SlidesBench: A New Benchmark for Slide Generation
To quantify the performance of AI agents in slide generation, SlidesBench was developed – the first benchmark dataset for this purpose. It comprises 7,000 training and 585 test examples derived from 310 publicly available slide decks across ten different domains, including art, business, and technology. SlidesBench allows for both reference-based and reference-free evaluations. Reference-based metrics measure the similarity to a target slide, while reference-free metrics assess the design quality of generated slides based on design principles.
AutoPresent: An AI-Powered Approach to Slide Creation
AutoPresent is a system based on the 8B Llama model, trained on 7,000 pairs of instructions and corresponding code for slide generation. The approach is based on program generation: Starting from a natural language instruction, the model first generates a Python program, which is then executed to create the slide. This approach allows for precise control over all elements, including text content, images, layout, colors, and more. AutoPresent achieves results comparable to those of the closed-source model GPT-4o.
Iterative Refinement for Higher Quality
Iterative refinement plays a crucial role in improving slide quality. In this process, the model is prompted to refine its own output independently. This process leads to an increase in design quality and allows the model to learn from its mistakes and gradually optimize the results.

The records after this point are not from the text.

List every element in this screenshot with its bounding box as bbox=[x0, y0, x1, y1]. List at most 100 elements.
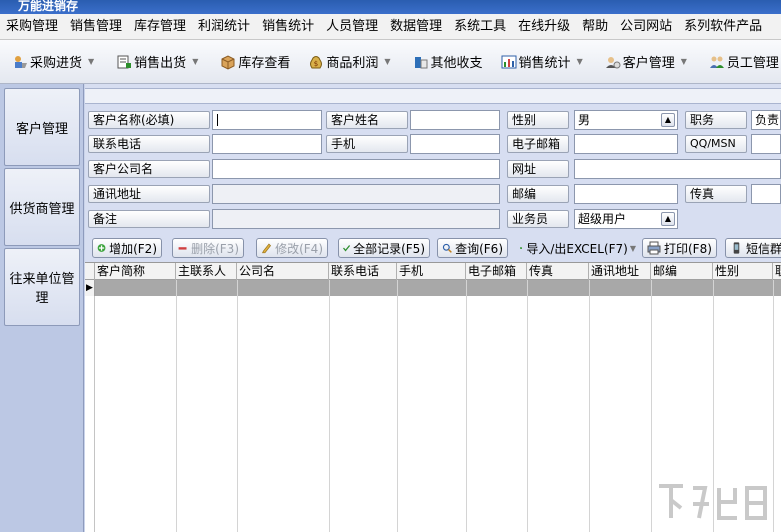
fax-input[interactable] bbox=[751, 184, 781, 204]
qq-msn-input[interactable] bbox=[751, 134, 781, 154]
column-header[interactable]: 公司名 bbox=[237, 263, 329, 280]
column-header[interactable]: 职 bbox=[773, 263, 781, 280]
sms-button[interactable]: 短信群 bbox=[725, 238, 781, 258]
contact-name-label: 客户姓名 bbox=[326, 111, 408, 129]
chevron-down-icon[interactable]: ▼ bbox=[192, 57, 198, 66]
gender-label: 性别 bbox=[507, 111, 569, 129]
column-divider bbox=[176, 280, 177, 532]
customer-name-input[interactable] bbox=[212, 110, 322, 130]
chevron-down-icon[interactable]: ▼ bbox=[681, 57, 687, 66]
menu-sales-stats[interactable]: 销售统计 bbox=[256, 14, 320, 40]
column-header[interactable]: 联系电话 bbox=[329, 263, 397, 280]
salesman-select[interactable]: 超级用户 ▲ bbox=[574, 209, 678, 229]
search-icon bbox=[442, 243, 452, 253]
sidebar-item-customer[interactable]: 客户管理 bbox=[4, 88, 80, 166]
window-title: 万能进销存 bbox=[0, 0, 781, 14]
column-header[interactable]: 电子邮箱 bbox=[466, 263, 527, 280]
column-divider bbox=[773, 280, 774, 532]
menu-data[interactable]: 数据管理 bbox=[384, 14, 448, 40]
column-divider bbox=[527, 280, 528, 532]
note-label: 备注 bbox=[88, 210, 210, 228]
watermark-logo bbox=[659, 484, 767, 520]
table-row[interactable] bbox=[95, 280, 781, 296]
mobile-input[interactable] bbox=[410, 134, 500, 154]
toolbar-customer-button[interactable]: 客户管理 ▼ bbox=[601, 47, 695, 77]
toolbar-customer-label: 客户管理 bbox=[622, 56, 675, 71]
income-expense-icon bbox=[414, 56, 428, 68]
print-button[interactable]: 打印(F8) bbox=[642, 238, 717, 258]
minus-icon bbox=[178, 247, 187, 250]
toolbar-inventory-button[interactable]: 库存查看 bbox=[216, 47, 294, 77]
query-button[interactable]: 查询(F6) bbox=[437, 238, 508, 258]
qq-msn-label: QQ/MSN bbox=[685, 135, 747, 153]
all-records-button-label: 全部记录(F5) bbox=[353, 241, 425, 256]
column-header[interactable]: 客户简称 bbox=[95, 263, 176, 280]
website-input[interactable] bbox=[574, 159, 781, 179]
import-export-button-label: 导入/出EXCEL(F7) bbox=[526, 241, 628, 256]
sms-button-label: 短信群 bbox=[745, 241, 781, 256]
menu-help[interactable]: 帮助 bbox=[576, 14, 614, 40]
employee-icon bbox=[709, 56, 724, 68]
menu-website[interactable]: 公司网站 bbox=[614, 14, 678, 40]
chevron-down-icon[interactable]: ▲ bbox=[661, 212, 675, 226]
toolbar-sales-button[interactable]: 销售出货 ▼ bbox=[112, 47, 206, 77]
menu-sales[interactable]: 销售管理 bbox=[64, 14, 128, 40]
address-input[interactable] bbox=[212, 184, 500, 204]
chevron-down-icon[interactable]: ▼ bbox=[384, 57, 390, 66]
edit-button[interactable]: 修改(F4) bbox=[256, 238, 328, 258]
email-input[interactable] bbox=[574, 134, 678, 154]
menu-personnel[interactable]: 人员管理 bbox=[320, 14, 384, 40]
column-header[interactable]: 邮编 bbox=[651, 263, 713, 280]
toolbar-profit-button[interactable]: $ 商品利润 ▼ bbox=[304, 47, 398, 77]
menu-tools[interactable]: 系统工具 bbox=[448, 14, 512, 40]
import-export-button[interactable]: E 导入/出EXCEL(F7) ▼ bbox=[520, 238, 640, 258]
customer-icon bbox=[605, 56, 621, 68]
menu-profit[interactable]: 利润统计 bbox=[192, 14, 256, 40]
column-header[interactable]: 性别 bbox=[713, 263, 773, 280]
profit-money-icon: $ bbox=[310, 55, 323, 68]
print-button-label: 打印(F8) bbox=[664, 241, 712, 256]
menu-products[interactable]: 系列软件产品 bbox=[678, 14, 768, 40]
toolbar-sales-stats-button[interactable]: 销售统计 ▼ bbox=[497, 47, 591, 77]
toolbar-employee-button[interactable]: 员工管理 bbox=[705, 47, 781, 77]
chevron-down-icon[interactable]: ▼ bbox=[88, 57, 94, 66]
menu-upgrade[interactable]: 在线升级 bbox=[512, 14, 576, 40]
toolbar-profit-label: 商品利润 bbox=[326, 56, 379, 71]
printer-icon bbox=[647, 241, 661, 255]
fax-label: 传真 bbox=[685, 185, 747, 203]
chevron-down-icon[interactable]: ▼ bbox=[630, 244, 636, 253]
contact-name-input[interactable] bbox=[410, 110, 500, 130]
gender-select[interactable]: 男 ▲ bbox=[574, 110, 678, 130]
company-input[interactable] bbox=[212, 159, 500, 179]
excel-icon: E bbox=[520, 247, 523, 250]
form-header-strip bbox=[85, 88, 781, 104]
menu-inventory[interactable]: 库存管理 bbox=[128, 14, 192, 40]
toolbar-income-expense-button[interactable]: 其他收支 bbox=[409, 47, 487, 77]
column-divider bbox=[466, 280, 467, 532]
column-divider bbox=[237, 280, 238, 532]
sidebar-item-supplier[interactable]: 供货商管理 bbox=[4, 168, 80, 246]
job-title-input[interactable]: 负责 bbox=[751, 110, 781, 130]
column-header[interactable]: 手机 bbox=[397, 263, 466, 280]
all-records-button[interactable]: 全部记录(F5) bbox=[338, 238, 430, 258]
sales-chart-icon bbox=[501, 55, 517, 68]
row-indicator-arrow: ▶ bbox=[85, 280, 95, 296]
phone-icon bbox=[733, 242, 740, 254]
chevron-down-icon[interactable]: ▼ bbox=[577, 57, 583, 66]
phone-input[interactable] bbox=[212, 134, 322, 154]
sidebar-item-partner[interactable]: 往来单位管理 bbox=[4, 248, 80, 326]
column-header[interactable]: 通讯地址 bbox=[589, 263, 651, 280]
note-input[interactable] bbox=[212, 209, 500, 229]
delete-button[interactable]: 删除(F3) bbox=[172, 238, 244, 258]
chevron-down-icon[interactable]: ▲ bbox=[661, 113, 675, 127]
column-header[interactable]: 传真 bbox=[527, 263, 589, 280]
toolbar-purchase-button[interactable]: 采购进货 ▼ bbox=[8, 47, 102, 77]
table-corner bbox=[85, 263, 95, 280]
column-header[interactable]: 主联系人 bbox=[176, 263, 237, 280]
row-indicator-column bbox=[85, 296, 95, 532]
toolbar-income-expense-label: 其他收支 bbox=[430, 56, 483, 71]
zip-input[interactable] bbox=[574, 184, 678, 204]
menu-purchase[interactable]: 采购管理 bbox=[4, 14, 64, 40]
add-button[interactable]: 增加(F2) bbox=[92, 238, 162, 258]
menu-bar: 采购管理 销售管理 库存管理 利润统计 销售统计 人员管理 数据管理 系统工具 … bbox=[0, 14, 781, 40]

SlidesLib: Simplifying Program Generation
The generation of complex programs poses a challenge for current models. To simplify this process, SlidesLib was developed, a library with high-level functions for slide programming. These functions cover basic tasks such as adding titles, as well as image-related functions such as image search and generation. The use of SlidesLib facilitates program generation and improves the performance of LLMs and VLMs.
Comparison with Other Methods
Compared to end-to-end image generation methods like Stable Diffusion and Dall-E, program-driven approaches deliver higher quality slides in user-friendly formats. Smaller models like Llama (8B) and LlaVa (7B) often struggle to generate executable code. While GPT-4o produces usable slides, it still shows gaps in design quality compared to human-created slides.
Conclusion: Automated Slide Design with a Future
AutoPresent and SlidesBench represent an important step towards automated slide design. The ability to generate complete slides from natural language instructions opens up new possibilities for efficient content creation and presentation design. Future research could focus on improving the handling of complex diagrams and adapting to specific target audiences.